Assuming palliative care discussions are more appropriately led by inpatient teams. Emergency medicine clinicians can both add to a dying patient’s quality of life and help prevent unnecessary treatments being started or escalated.
Being too precise when discussing prognosis or time frames. Diagnosing dying is hard, as is estimating a patient’s trajectory in the final hours of life.

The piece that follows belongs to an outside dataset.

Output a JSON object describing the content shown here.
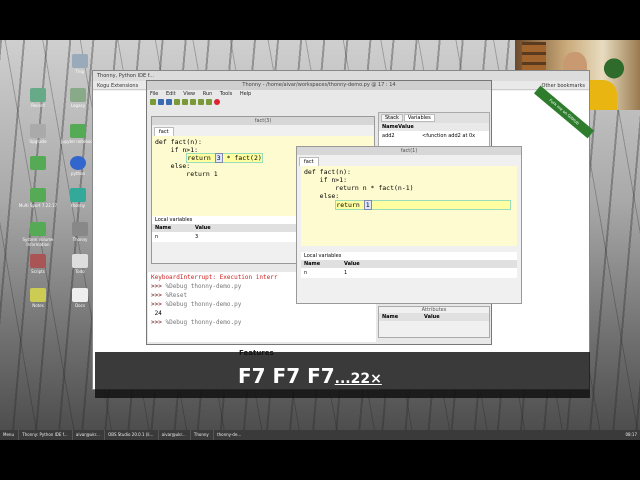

If your precise projections are incorrect, it can add to the distress of family members and undermine their confidence in the care you are providing.
Prognosticating perceived devastating brain injuries is particularly difficult and prone to error. It is important not to commence a purely palliative approach in these patients until 24-72 hours has elapsed since the injury, regardless of the results of initial neurosurgical consultation26.
Failing to review a patient’s advance care planning or appreciate the legal status of the various documents you may be given to review. An advance statement is not legally binding, whereas an advance decision to refuse treatment or a valid lasting power of attorney for health and welfare are.
Delaying prescribing anticipatory medication. Sedation and opioids don’t shorten life if used at the minimum levels to relieve distress or uncontrolled pain, with dosages adjusted as needed.
Neglecting legal responsibilities following any death in the emergency department, such as involving the police, coroner or procurator fiscal, regardless of whether the patient was receiving palliative care or not.